Often when a vibrant and spry lady turns 85, friends and relations will remark that she “looks good for her age.” Certainly this compliment applies to the schooner Brilliant, which is celebrating the 85th anniversary of her launch on April 23.
For 65 of her years, Brilliant has sailed under the Mystic Seaport flag. She has had only five captains in that time, the current being Nicholas Alley, now in his sixth season. Perhaps even more remarkable, since she came to Mystic, more than 10,000 children have sailed on her in one of the oldest youth sail training programs in the country. Alley says it is both an honor and daunting to be her captain.
“There are a lot of expectations,” Alley says. “I feel pressure that the boat has to look a certain way; she has to look ship-shape and Bristol fashion. There’s an expectation she has to be well-sailed – not just fast in a race, but in a seaman-like way at all times, efficiently and effectively. And I am carrying on a tradition that dates back 65 years under the Mystic Seaport flag with legendary captains. It is quite an honor.”

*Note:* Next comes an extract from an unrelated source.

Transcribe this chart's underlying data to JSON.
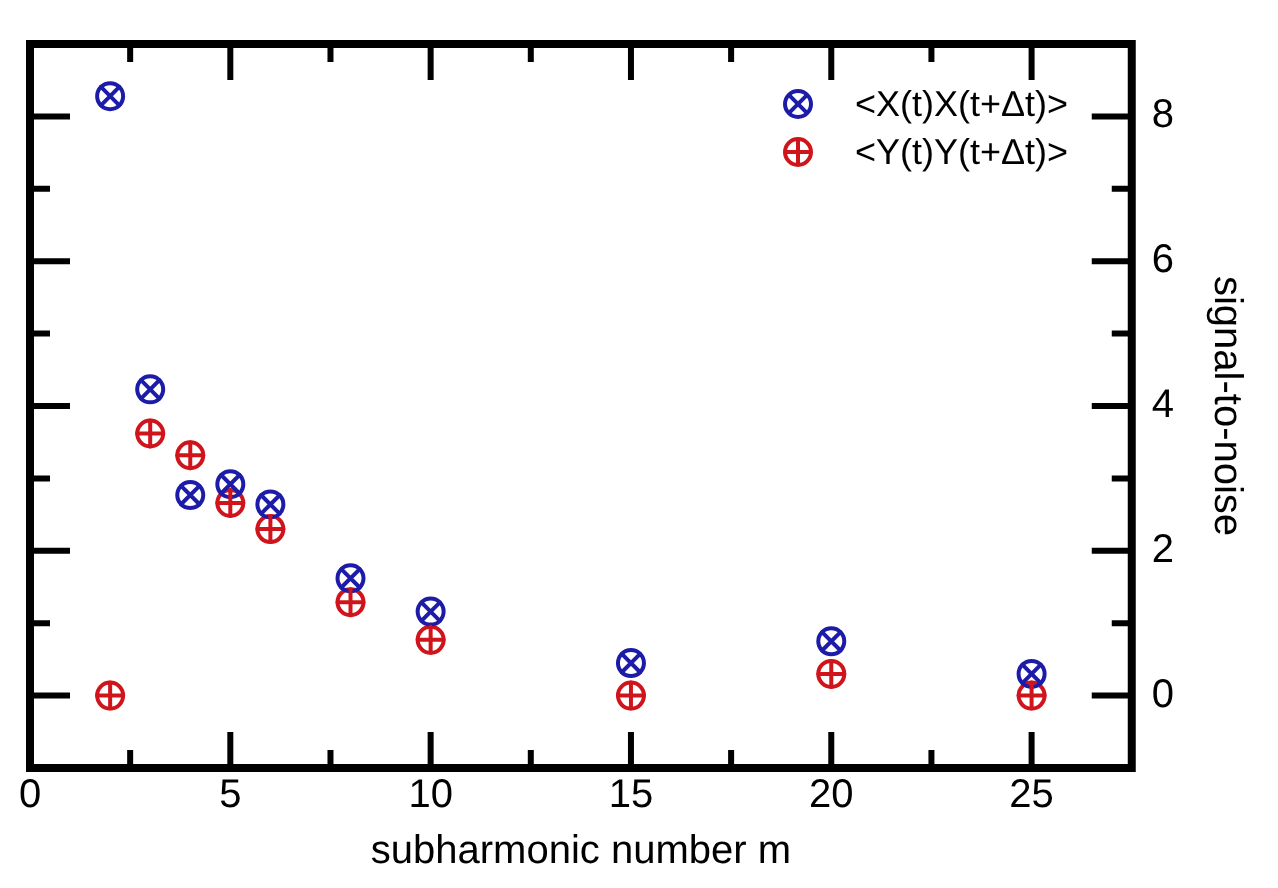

Brilliant was given to Mystic Seaport in 1953 specifically to be used as a sail training vessel for youth. She had been custom-designed as a gaff-rigged schooner by Olin Stephens of Sparkman & Stephens for Walter Barnum, and was built in the Henry B. Nevins yard at City Island, N.Y. After World War II she was bought by Briggs Cunningham, who had her masts lengthened and her sail area increased in the hopes of increasing her speed. It was Cunningham who donated her to the Museum.
Brilliant‘s small world
George Hathaway of Schuylerville, N.Y., is a Mystic Seaport member who has sailed on Brilliant six times since 2005, including once when he chartered the vessel for friends and family to sail to Greenport, N.Y. “Once we got out from Mystic, the wind really picked up,” Hathaway recalled. “It was really rough. We couldn’t even get to Greenport; we were just churning in the washing machine. A couple of the guys didn’t do too well and they weren’t liking me so much. So we went back to Mystic for the night. We went downtown, got some dinner, everyone started to feel better. The next day was beautiful – winds were 5-10 knots and we decided just to do a circumnavigation of Fishers Island.”

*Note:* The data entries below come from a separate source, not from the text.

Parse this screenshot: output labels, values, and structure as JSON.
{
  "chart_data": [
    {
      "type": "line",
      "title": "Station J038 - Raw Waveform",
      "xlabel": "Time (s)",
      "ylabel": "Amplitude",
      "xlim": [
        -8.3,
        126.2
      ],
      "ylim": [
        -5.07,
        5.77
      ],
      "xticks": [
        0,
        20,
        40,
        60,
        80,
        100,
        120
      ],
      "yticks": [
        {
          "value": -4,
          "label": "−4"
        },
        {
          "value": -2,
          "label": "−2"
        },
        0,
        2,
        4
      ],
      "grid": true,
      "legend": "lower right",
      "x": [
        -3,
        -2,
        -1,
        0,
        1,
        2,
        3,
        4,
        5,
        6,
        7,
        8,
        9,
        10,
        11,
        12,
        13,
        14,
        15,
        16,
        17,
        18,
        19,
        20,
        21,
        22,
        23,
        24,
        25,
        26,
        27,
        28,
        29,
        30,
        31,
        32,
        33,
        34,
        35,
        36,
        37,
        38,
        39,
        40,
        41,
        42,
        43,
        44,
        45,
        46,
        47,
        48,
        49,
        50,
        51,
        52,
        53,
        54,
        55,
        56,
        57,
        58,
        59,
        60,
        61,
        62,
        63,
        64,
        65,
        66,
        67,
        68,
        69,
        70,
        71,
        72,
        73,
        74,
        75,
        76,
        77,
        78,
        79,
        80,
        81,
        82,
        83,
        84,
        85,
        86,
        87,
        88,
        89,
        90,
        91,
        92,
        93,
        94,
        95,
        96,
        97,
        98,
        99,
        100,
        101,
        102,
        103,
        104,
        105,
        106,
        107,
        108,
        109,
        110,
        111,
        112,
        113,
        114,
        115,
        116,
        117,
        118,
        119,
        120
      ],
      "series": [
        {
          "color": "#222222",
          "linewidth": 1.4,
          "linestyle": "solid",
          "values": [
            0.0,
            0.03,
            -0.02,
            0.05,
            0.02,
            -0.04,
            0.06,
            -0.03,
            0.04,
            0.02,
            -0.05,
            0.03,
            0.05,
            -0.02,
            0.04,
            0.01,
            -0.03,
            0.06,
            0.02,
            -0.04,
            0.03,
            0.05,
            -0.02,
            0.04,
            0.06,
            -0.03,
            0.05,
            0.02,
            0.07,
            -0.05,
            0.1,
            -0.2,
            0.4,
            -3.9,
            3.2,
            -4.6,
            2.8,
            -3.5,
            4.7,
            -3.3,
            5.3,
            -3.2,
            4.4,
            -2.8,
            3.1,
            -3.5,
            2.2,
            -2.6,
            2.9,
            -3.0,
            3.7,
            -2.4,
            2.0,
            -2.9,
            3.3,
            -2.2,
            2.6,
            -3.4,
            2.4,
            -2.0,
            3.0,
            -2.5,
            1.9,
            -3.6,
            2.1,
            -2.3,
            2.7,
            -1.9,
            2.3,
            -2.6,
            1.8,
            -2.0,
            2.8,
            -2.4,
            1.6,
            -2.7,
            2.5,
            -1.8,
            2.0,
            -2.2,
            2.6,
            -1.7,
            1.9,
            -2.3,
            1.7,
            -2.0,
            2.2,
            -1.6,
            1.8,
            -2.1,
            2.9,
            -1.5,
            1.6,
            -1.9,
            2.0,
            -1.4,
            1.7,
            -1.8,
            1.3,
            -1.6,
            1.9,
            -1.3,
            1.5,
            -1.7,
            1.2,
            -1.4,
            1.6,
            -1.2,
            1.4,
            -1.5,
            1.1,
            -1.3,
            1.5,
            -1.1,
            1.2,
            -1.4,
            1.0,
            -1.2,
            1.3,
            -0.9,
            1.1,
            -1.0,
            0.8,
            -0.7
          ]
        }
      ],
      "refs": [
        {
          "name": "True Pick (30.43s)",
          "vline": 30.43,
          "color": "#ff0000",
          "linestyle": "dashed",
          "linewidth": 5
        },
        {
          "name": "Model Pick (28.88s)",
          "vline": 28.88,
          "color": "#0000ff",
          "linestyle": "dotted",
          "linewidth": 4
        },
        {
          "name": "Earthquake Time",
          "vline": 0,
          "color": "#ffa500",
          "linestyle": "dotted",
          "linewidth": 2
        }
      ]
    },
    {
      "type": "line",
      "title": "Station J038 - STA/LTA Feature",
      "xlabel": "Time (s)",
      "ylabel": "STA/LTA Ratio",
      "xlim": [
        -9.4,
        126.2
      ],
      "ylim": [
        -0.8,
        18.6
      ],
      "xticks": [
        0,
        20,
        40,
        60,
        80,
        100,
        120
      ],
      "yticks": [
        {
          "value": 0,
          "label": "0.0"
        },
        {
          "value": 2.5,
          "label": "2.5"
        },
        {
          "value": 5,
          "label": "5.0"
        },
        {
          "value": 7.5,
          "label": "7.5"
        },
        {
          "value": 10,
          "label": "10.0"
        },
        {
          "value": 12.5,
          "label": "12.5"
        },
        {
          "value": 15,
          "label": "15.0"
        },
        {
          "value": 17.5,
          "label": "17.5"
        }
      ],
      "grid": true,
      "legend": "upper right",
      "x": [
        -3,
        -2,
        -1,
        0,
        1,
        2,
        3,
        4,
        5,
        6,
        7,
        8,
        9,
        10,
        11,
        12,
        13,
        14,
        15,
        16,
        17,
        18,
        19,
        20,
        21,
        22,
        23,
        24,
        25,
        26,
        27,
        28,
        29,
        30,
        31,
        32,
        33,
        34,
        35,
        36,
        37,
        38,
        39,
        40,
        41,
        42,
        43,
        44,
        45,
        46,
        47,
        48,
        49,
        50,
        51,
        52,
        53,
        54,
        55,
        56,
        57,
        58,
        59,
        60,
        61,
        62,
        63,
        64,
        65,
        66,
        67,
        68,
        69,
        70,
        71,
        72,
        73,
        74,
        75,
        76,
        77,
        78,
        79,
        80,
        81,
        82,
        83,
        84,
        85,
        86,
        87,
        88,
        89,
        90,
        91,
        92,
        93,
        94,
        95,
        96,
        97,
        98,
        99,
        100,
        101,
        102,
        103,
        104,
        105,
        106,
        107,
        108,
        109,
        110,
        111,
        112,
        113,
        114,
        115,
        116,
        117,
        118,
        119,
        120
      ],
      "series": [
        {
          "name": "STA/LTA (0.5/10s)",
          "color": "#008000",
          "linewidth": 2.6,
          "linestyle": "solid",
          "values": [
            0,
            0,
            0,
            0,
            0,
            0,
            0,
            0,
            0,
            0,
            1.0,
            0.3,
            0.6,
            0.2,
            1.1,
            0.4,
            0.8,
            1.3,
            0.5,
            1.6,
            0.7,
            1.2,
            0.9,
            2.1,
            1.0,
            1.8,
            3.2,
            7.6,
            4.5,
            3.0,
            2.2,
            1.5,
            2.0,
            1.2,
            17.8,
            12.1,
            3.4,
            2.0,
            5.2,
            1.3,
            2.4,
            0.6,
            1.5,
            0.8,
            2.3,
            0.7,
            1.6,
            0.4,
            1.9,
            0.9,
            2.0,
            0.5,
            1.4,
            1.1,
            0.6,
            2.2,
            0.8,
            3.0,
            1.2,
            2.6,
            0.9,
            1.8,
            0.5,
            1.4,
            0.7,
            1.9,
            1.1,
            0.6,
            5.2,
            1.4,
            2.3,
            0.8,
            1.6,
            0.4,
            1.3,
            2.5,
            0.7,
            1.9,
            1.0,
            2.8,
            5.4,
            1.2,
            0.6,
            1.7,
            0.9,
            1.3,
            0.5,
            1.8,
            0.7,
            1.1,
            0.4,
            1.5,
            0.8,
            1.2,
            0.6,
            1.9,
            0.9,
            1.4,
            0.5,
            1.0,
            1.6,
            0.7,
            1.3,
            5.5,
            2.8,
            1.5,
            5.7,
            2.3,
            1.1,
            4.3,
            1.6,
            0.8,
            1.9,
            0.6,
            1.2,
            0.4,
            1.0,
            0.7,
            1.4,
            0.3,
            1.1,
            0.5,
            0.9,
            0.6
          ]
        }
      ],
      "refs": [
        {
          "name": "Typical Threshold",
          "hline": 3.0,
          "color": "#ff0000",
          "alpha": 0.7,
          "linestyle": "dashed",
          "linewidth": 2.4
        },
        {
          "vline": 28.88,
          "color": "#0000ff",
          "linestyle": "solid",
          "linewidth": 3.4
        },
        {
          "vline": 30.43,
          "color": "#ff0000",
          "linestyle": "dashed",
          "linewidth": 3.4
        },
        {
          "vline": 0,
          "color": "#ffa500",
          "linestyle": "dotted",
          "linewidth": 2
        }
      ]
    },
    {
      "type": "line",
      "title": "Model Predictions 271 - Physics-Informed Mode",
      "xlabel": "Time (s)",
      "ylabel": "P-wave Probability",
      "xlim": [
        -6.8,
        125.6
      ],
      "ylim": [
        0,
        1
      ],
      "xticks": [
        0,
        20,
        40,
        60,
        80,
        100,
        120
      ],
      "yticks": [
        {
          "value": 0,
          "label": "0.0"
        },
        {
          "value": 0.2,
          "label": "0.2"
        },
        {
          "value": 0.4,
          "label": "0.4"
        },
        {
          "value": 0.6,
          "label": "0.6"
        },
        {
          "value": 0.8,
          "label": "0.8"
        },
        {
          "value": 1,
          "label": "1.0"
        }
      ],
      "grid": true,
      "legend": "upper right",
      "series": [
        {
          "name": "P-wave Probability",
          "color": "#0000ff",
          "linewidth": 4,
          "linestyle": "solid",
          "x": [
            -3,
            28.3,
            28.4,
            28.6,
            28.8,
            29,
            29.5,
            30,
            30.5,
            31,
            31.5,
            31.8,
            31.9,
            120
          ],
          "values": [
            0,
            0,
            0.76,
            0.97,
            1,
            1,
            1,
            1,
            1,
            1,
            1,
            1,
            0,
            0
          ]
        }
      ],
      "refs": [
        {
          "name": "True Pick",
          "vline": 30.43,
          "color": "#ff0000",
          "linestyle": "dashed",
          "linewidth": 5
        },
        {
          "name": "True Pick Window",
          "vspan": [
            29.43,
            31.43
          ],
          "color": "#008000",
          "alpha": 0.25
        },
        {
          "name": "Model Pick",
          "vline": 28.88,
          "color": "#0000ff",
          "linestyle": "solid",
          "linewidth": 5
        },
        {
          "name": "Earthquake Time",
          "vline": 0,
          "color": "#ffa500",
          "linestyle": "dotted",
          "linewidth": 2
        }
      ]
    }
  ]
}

As Brilliant was heading back from Fishers Island, Hathaway said, “We saw two submarines. One was heading out and the other was coming in. Our tack took us directly between the two subs. And our captain got a call from one of the (sub escort) boats asking him to state his intentions. It was certainly something to remember.”
In a somewhat incredible “Brilliant small world” story, Hathaway went to work for a bank in upstate New York after he retired from his first career at the Saratoga Race Course. He met a colleague named Virginia Clark, and as they were chatting about hobbies and interests, Hathaway mentioned sailing on Brilliant. Clark knew the boat well – she had been a Mariner Girl Scout and had sailed on Brilliant as a girl in the 1950s. When she passed away a few years ago, Hathaway made a donation to Brilliant in her memory.
The beauty of a boat like Brilliant, Hathaway says, is just that: It brings people together in a shared experience that creates deep bonds. He sailed in 2013 on an excursion with no one he knew, “but one thing I love about Brilliant is how quickly you can become a crew – you come together to do everything that needs to be done to sail that boat. It’s always a very interesting and a very rewarding experience.”
Staying true to the mission
It’s that bonding experience that keeps Brilliant true to Mystic Seaport’s mission, says Steve White, president of Mystic Seaport. “I’m a firm believer that the best lessons in life are learned at sea. For some 65 years, Brilliant has provided these lessons every summer for almost 10,000 young people. Her impact is immeasurable, and for those lucky ones who have been to sea for five to 10 days on her, they are all the wiser. But how lucky Mystic Seaport has been to serve Brilliant’s steward for all these years. In her is the legacy of Olin Stephens; she is the embodiment of Mystic Seaport’s core values and she represents us so well everywhere she sails!”
Cunningham remained proud of her role at Mystic Seaport, and the Museum’s stewardship of the boat, until his death at age 96 in 2003. In a letter dated Feb. 16, 1989, he wrote to a Seaport employee named D.H. Boyden, in reply to an update on Brilliant Boydon had sent along:
“My children … loved her. I always wanted her to do the job with children she is doing at Mystic, as I felt she was so well built, they could hardly get into any trouble as they learned to handle her. I think you and Capt. [George] Moffett, as well as all the others involved in her maintenance, are doing a wonderful job.”
The mission Alley lives every day on the boat is to “share her on as many levels as we can. Whether it’s the students, volunteers, passengers or just someone talking to you on the side of the dock, she’s recognized and welcomed everywhere she goes. That’s the mission. People hear ‘sail training’ and they assume we are going to teach you how to sail. No. We are teaching you how to communicate, work together and be responsible. We take 12 strangers and put them in tight quarters and then we build a team. We teach life skills using a boat. The boat is the one teaching them. It’s why I do it.”